Ce choix a permis au gouvernement d'échapper à la censure, mais a accentué les tensions internes. "Ça a été d'une grande violence", confie un cadre LR, décrivant des échanges tendus lors des réunions parlementaires.
Les six ministres rebelles ont d'ailleurs été exclus du parti dimanche soir, une mesure qui n'a pas empêché leur intégration au cabinet Lecornu.
Retailleau, accusé d'avoir "perdu son calme dans la tempête", est désormais perçu comme un leader fragilisé, avec des proches admettant qu'il doit "conserver le soutien de l'électorat LR".

Pour consolider sa position, Retailleau a lancé une consultation des militants les 13 et 14 octobre, demandant s'ils soutenaient la décision du bureau politique de refuser la participation au gouvernement.
Le résultat, dévoilé le 14 octobre, est sans appel : 75 % des votants se sont prononcés contre toute participation.

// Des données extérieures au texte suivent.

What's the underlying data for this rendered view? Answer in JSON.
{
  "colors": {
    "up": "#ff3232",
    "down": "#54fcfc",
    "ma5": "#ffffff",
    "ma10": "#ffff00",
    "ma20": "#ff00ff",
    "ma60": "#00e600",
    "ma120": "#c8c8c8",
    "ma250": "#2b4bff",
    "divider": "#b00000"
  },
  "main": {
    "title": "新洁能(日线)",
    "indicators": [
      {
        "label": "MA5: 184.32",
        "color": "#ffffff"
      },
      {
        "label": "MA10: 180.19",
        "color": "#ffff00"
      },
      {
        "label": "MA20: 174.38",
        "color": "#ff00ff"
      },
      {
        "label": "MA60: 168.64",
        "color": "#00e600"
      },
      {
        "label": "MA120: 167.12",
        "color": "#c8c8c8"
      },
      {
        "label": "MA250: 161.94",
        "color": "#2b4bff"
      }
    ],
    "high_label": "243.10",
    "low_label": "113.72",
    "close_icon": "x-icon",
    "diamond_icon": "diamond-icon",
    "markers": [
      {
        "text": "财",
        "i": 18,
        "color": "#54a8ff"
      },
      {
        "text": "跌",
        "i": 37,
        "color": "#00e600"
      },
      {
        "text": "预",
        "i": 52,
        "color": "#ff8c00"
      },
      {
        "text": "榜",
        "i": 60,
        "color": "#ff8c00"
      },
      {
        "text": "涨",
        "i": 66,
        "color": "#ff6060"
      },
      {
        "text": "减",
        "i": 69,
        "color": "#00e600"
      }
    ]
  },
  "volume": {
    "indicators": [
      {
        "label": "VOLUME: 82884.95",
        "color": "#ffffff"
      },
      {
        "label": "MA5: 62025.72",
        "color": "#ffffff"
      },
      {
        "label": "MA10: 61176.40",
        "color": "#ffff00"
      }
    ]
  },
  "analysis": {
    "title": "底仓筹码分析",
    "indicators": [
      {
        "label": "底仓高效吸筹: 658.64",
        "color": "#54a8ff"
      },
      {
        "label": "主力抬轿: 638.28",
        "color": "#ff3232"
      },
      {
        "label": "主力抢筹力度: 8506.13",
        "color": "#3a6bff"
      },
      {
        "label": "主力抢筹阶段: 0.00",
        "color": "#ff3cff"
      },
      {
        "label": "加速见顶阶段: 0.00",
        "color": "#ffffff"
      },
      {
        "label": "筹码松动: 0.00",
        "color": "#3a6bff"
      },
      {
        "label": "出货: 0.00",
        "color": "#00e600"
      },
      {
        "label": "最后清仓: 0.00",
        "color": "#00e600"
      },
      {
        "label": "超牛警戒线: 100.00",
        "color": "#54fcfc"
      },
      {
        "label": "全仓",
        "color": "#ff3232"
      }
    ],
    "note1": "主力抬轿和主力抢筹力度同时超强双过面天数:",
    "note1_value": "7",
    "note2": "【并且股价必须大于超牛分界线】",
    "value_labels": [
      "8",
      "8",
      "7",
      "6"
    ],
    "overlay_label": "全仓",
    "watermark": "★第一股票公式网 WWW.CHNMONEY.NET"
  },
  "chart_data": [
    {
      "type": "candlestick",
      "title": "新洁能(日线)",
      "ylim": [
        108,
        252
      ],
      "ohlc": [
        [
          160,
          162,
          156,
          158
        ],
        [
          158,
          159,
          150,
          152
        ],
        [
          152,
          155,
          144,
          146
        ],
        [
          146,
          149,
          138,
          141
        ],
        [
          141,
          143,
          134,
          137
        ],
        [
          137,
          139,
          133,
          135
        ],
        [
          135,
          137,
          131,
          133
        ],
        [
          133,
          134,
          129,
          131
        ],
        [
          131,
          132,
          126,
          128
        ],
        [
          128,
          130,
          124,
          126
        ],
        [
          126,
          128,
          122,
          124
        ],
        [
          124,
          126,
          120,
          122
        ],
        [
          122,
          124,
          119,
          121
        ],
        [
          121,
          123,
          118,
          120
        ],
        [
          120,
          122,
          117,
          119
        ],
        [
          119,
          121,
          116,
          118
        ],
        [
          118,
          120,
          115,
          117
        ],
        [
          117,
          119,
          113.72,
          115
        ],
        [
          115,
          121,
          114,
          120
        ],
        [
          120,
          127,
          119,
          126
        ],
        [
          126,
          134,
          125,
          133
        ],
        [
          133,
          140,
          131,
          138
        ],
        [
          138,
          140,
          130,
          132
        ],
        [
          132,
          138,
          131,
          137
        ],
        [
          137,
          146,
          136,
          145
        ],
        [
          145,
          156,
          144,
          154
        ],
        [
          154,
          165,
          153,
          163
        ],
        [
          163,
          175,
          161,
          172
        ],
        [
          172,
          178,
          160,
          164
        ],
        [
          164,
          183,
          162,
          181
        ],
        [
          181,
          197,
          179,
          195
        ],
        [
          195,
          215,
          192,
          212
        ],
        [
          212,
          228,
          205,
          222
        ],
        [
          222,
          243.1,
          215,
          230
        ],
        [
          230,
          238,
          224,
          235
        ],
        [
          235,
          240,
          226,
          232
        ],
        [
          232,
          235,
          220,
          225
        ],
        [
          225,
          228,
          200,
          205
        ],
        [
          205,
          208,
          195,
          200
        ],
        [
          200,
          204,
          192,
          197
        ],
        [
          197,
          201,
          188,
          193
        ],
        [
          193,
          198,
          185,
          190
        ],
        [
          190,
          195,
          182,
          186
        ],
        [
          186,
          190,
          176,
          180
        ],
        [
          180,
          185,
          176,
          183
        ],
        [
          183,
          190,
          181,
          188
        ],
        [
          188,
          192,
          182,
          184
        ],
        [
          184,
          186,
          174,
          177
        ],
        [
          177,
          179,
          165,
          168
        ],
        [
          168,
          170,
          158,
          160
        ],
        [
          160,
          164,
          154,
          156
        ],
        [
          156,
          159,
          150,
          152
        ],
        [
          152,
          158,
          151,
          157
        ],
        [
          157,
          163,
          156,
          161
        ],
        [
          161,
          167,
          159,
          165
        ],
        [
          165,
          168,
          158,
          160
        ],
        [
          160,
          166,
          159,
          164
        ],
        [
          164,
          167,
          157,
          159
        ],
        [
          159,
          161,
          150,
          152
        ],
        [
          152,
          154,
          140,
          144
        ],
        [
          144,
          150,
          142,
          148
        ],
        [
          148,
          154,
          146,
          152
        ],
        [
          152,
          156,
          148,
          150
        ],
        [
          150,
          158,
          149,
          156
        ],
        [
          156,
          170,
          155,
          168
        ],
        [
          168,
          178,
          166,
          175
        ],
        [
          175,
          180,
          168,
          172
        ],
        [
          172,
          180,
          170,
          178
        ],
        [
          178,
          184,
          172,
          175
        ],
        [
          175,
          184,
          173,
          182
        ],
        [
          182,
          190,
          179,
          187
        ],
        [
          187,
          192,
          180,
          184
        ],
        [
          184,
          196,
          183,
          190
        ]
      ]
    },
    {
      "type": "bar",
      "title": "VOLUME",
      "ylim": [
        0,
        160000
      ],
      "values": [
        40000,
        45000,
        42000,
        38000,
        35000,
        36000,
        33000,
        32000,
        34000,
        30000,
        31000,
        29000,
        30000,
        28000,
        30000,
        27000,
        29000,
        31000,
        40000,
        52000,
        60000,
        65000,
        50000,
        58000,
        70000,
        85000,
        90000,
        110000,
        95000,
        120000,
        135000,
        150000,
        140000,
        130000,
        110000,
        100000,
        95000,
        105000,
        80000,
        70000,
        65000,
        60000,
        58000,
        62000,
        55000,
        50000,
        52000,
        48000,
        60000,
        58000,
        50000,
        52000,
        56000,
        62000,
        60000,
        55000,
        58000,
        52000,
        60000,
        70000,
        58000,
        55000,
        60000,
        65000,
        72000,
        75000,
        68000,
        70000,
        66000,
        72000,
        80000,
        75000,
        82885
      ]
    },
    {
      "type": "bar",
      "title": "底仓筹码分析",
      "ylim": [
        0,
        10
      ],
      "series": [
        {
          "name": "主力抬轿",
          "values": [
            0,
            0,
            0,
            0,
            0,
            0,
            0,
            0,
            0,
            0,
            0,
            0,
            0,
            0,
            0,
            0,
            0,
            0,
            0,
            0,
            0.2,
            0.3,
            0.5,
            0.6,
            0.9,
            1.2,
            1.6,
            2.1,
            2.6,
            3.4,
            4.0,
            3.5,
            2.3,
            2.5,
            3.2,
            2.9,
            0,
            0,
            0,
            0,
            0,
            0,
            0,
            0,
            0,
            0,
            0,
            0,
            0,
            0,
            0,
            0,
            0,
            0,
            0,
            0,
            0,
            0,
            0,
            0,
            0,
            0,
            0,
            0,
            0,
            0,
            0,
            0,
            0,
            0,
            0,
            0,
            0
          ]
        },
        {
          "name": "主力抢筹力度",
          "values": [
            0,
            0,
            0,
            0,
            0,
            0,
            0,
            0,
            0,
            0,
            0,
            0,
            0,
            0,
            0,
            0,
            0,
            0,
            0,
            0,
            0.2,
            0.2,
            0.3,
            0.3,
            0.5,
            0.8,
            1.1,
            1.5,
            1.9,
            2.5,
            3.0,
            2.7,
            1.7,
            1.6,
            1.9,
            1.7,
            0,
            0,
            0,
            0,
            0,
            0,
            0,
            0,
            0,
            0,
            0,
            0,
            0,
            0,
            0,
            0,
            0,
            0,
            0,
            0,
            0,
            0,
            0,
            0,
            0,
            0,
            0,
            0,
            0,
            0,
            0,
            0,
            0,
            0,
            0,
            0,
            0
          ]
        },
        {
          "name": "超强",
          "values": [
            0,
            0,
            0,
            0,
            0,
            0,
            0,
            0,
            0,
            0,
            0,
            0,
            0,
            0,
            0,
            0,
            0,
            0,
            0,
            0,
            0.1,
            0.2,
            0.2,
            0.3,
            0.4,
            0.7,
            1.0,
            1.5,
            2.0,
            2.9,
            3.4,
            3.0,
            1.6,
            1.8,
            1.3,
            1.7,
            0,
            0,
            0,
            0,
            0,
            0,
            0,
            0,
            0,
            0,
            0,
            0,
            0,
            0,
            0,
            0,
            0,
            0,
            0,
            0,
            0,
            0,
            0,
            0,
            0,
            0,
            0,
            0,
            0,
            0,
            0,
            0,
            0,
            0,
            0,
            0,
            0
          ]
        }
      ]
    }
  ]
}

Ce soutien massif de la base – les "sympathisants" fidèles à la ligne dure de Retailleau – contraste violemment avec la défiance des élus de terrain, souvent plus pragmatiques face aux réalités électorales.Cette victoire symbolique chez les militants renforce Retailleau dans sa posture d'opposant intransigeant, flirtant même avec des appels à l'alliance à droite extrême, comme l'a relevé Éric Ciotti.
Pourtant, elle ne masque pas la crise de leadership : Wauquiez prépare déjà une réunion de son groupe pour affirmer son emprise, et des voix internes qualifient Retailleau d'"étoile filante".
Cette séquence révèle les fractures profondes de LR, miné par les rivalités internes et la tentation macroniste. Alors que le parti risque l'implosion, Retailleau doit naviguer entre la base qui l'adule et les parlementaires qui le contournent.
Avec la réforme des retraites suspendue et un budget en suspens, la droite républicaine entre dans une période d'incertitude totale. Le "syndicat des ministres LR sortants" – comme le moque un député – pourrait bien signer la fin d'une ère pour Retailleau.